Author: Alejandra Oliva 

Publisher: Astra house

Publishing Date: 2023

ISBN: 978-1-6626-0169-9

Summary:

The Undocumented Americans meets Tell Me How It Ends in this chronicle about translation, storytelling, and borders as understood through the United States' “immigration crisis.”

In this powerful and deeply felt polemic memoir, Alejandra Oliva, a Mexican-American translator and immigrant justice activist, offers a chronological document of her experience interpreting at the US-Mexico border, and of the people she has encountered along the way. Tracing her family’s long and fluid relationship to the border, each generation born on opposite sides of the Rio Grande, and having worked on asylum cases since 2016, she knows all too well the gravity of taking someone's trauma and delivering it to the warped demands of the American immigration system.

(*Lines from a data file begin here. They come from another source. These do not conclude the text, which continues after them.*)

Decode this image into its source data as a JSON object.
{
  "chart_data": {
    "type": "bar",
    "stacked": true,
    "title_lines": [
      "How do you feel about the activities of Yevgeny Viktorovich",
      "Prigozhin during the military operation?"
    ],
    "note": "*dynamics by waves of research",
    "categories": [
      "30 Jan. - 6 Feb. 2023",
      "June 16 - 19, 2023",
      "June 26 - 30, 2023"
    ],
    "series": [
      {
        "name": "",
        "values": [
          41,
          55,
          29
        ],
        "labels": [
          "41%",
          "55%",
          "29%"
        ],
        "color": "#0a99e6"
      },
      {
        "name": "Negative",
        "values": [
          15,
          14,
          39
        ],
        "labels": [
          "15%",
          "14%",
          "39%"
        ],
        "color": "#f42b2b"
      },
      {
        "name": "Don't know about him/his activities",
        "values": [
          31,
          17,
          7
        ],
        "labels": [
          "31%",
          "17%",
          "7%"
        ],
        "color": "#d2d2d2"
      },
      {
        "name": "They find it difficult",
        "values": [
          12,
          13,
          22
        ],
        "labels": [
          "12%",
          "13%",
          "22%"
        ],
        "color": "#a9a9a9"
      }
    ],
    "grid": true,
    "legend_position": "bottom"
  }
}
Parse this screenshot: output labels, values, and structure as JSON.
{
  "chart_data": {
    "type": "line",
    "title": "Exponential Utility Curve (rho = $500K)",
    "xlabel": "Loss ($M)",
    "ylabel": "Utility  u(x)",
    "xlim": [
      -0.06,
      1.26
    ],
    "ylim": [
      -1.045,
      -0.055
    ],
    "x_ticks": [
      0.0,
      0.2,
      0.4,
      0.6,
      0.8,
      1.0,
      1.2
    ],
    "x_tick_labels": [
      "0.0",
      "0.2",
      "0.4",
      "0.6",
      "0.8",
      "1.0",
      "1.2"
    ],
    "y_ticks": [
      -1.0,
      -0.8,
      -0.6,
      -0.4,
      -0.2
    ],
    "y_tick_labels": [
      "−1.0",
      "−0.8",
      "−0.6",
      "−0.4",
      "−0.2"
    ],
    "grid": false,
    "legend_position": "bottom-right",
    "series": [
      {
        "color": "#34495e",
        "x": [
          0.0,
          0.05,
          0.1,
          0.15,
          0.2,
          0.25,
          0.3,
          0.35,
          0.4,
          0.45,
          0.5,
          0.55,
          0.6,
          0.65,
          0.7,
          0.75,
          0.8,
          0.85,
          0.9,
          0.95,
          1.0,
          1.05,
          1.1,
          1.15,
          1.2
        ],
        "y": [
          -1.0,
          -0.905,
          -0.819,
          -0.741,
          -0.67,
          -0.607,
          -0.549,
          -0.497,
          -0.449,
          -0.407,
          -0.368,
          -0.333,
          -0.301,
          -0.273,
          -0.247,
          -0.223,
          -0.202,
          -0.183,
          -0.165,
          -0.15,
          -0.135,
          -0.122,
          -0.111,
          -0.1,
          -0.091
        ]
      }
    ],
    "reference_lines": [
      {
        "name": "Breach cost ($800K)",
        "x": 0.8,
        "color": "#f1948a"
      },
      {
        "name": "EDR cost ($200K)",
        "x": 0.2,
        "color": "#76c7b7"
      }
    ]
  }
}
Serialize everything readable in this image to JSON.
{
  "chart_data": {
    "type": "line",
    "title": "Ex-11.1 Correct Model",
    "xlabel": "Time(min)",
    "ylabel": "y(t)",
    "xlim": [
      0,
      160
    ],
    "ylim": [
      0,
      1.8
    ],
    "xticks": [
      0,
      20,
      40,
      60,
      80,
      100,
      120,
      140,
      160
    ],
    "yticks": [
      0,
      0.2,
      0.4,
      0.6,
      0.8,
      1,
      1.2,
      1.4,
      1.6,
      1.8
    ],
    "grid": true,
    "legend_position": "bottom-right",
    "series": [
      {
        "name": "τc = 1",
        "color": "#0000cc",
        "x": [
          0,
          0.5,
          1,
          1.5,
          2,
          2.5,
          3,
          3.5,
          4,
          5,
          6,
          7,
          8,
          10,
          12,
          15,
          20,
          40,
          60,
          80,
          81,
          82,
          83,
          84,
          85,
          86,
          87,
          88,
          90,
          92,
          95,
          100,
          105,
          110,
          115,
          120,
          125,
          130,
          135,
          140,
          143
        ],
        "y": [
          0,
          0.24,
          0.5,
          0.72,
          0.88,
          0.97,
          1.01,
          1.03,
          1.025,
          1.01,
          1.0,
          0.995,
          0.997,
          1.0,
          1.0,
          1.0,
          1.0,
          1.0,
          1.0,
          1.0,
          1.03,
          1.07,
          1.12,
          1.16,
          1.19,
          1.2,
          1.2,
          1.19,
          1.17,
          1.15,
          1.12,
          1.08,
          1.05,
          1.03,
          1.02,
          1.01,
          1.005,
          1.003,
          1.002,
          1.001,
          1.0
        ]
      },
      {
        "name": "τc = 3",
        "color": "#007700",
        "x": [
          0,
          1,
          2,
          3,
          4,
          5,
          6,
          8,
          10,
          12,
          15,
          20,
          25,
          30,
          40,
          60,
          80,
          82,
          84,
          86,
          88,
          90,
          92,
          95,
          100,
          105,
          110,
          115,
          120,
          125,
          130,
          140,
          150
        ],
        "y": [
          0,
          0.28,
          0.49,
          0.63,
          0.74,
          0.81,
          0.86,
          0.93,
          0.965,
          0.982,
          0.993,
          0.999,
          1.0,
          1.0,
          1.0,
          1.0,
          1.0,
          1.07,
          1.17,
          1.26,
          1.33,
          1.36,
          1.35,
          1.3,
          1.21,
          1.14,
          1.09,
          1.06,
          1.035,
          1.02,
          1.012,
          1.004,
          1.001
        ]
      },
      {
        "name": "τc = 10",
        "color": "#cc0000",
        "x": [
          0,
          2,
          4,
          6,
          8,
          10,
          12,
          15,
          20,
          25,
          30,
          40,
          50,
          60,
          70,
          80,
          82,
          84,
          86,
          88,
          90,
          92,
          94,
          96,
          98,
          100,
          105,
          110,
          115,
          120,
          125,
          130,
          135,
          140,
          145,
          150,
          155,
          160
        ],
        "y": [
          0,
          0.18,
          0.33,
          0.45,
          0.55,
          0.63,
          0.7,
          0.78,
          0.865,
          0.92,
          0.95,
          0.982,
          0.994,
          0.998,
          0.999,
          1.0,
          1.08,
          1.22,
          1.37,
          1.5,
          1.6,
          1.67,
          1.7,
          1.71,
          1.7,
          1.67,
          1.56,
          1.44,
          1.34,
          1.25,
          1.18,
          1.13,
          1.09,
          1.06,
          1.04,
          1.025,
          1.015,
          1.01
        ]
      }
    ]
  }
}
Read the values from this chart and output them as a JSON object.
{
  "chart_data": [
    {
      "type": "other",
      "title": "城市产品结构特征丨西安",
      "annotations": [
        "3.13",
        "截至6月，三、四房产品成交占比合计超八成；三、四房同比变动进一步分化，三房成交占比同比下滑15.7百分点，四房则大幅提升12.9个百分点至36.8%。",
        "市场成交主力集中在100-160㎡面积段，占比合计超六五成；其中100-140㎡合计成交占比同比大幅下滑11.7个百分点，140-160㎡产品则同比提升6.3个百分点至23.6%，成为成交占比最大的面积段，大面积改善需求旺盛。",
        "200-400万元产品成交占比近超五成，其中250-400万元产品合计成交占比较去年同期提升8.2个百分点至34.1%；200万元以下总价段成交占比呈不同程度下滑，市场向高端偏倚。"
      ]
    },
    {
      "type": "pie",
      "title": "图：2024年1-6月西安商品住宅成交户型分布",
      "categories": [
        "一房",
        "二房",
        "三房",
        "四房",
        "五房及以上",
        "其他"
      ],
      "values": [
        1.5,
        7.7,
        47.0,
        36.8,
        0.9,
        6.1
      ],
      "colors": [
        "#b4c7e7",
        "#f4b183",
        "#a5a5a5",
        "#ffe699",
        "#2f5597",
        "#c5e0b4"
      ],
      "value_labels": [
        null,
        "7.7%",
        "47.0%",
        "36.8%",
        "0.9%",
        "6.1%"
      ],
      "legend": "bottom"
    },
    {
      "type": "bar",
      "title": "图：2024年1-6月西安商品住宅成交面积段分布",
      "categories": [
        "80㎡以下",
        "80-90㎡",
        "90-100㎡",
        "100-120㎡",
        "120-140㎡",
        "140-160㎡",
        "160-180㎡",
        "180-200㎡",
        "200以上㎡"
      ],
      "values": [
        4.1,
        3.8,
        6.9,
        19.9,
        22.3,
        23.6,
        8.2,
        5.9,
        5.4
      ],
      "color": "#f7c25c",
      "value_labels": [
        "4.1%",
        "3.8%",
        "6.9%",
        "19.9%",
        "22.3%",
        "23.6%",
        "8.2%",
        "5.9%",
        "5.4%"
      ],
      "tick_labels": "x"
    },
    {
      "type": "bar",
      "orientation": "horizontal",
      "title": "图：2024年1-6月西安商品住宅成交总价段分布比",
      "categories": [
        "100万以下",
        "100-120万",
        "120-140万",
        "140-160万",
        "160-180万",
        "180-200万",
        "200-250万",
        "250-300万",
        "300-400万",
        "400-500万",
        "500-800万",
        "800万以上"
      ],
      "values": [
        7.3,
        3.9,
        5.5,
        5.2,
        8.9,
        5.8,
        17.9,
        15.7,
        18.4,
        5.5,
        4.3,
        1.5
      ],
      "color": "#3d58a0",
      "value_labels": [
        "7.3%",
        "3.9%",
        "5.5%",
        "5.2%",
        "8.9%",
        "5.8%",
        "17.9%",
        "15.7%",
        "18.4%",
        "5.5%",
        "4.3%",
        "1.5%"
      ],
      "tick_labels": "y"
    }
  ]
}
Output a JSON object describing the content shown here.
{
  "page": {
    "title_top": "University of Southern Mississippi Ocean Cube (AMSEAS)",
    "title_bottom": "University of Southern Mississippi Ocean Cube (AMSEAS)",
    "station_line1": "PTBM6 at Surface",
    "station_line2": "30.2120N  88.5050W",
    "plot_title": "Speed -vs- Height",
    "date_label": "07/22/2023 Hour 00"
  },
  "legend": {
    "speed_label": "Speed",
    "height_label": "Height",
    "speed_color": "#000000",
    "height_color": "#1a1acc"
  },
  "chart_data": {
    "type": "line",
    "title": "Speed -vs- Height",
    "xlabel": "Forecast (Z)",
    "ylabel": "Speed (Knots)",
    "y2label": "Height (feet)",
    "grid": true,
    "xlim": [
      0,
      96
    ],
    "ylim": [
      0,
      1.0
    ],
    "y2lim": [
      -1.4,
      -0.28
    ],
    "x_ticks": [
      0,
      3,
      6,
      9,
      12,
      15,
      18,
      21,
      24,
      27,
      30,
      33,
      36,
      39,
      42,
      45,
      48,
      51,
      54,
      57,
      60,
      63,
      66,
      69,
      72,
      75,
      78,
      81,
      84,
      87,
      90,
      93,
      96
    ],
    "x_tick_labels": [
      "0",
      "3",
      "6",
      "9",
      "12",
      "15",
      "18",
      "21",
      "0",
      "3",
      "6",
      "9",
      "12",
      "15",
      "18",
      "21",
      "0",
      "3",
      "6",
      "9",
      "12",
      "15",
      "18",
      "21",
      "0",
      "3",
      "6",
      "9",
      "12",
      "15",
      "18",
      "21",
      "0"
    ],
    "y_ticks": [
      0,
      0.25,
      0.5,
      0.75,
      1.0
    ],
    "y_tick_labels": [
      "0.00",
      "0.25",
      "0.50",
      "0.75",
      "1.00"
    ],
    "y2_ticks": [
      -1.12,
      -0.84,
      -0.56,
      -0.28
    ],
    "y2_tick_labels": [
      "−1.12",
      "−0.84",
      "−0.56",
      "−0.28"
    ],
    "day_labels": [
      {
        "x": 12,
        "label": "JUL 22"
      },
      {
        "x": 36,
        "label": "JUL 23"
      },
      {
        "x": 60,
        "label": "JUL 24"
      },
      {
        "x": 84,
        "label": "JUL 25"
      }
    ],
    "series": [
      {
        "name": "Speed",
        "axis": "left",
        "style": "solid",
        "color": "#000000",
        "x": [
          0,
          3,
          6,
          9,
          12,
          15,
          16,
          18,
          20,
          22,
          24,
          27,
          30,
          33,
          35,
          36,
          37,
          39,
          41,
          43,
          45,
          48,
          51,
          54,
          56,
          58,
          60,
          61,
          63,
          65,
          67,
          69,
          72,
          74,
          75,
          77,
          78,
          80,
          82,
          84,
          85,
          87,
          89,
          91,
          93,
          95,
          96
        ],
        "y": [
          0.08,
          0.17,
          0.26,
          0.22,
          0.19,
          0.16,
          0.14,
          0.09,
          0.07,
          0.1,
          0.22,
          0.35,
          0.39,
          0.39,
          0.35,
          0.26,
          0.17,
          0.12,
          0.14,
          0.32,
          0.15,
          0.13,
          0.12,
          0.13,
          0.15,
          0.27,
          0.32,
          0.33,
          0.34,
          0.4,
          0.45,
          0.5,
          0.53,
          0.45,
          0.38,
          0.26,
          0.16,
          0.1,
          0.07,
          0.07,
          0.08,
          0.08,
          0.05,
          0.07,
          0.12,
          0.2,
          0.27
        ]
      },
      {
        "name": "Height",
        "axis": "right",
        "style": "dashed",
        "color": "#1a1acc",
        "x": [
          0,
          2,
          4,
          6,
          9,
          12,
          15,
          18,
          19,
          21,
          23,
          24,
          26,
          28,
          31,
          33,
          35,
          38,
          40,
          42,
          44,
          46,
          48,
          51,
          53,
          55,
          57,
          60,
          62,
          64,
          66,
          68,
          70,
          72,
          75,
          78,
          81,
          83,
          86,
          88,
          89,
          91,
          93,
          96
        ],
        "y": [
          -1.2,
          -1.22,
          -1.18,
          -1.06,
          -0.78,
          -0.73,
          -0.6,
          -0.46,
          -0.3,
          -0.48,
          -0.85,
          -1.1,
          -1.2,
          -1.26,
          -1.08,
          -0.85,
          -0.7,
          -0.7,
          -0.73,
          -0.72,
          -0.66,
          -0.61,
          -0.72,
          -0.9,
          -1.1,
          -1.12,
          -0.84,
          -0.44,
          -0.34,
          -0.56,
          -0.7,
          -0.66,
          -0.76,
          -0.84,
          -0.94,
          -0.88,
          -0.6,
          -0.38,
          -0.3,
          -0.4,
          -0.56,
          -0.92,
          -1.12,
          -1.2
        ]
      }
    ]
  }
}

In Rivermouth, Oliva focuses on the physical spaces that make up different phases of immigration and looks at how language and opportunity move through each of them; from the river as the waterway that separates the US and Mexico, to the table as the place over which Oliva prepares asylum seekers for their Credible Fear Interviews, and finally, to the wall as the behemoth imposition that runs along America’s southernmost border.

With lush prose and perceptive insight, Oliva encourages readers to approach the painful questions that this crisis poses with equal parts critique and compassion. By which metrics are we measuring who “deserves” American citizenship? What is the point of humanitarian systems that distribute aid conditionally? What do we owe to our most disenfranchised?

As investigative and analytical as she is meditative and introspective, sharp as she is lyrical, and incisive as she is compassionate, in Rivermouth, Oliva argues for a better world while guiding us through the suffering that makes the fight necessary and the joy that makes it worth fighting for.

Author Info:
(From goodreads) 

Alejandra Oliva is an essayist, embroiderer and translator. Her writing has been included in Best American Travel Writing 2020, nominated for a Pushcart prize, and was honored with an Aspen Summer Words Emerging Writers Fellowship. Her book, Rivermouth, is forthcoming from Astra House in 2023, and received a Whiting Nonfiction Grant. She was the Yale Whitney Humanities Center Franke Visiting Fellow in Spring 2022.

Personal Opinion:

I will be honest; I had a difficult time reading it. The writing was beautiful, definitely and I enjoyed learning things about illegal immigration that I hadn't known before, but I feel as if the author tried to take several different subjects she is passionate about and somehow couldn't connect them together. I also feel as if the story of immigration is best described as one sided in the book, my apologies. Parts of it should have been definitely something I connected, my family arriving from Soviet Union as immigrants, but I couldn't, I don't think. I definitely think that if the author wrote her experiences down the road, then perhaps I could have given it a higher rating. I also wish that Spanish in some parts of the book could have been translated because my pet peeve is when I have to interrupt my reading to look something up. 

This was given for review 

3 out of 5
(0: Stay away unless a masochist 1: Good for insomnia 2: Horrible but readable; 3: Readable and quickly forgettable, 4: Good, enjoyable 5: Buy it, keep it and never let it go.)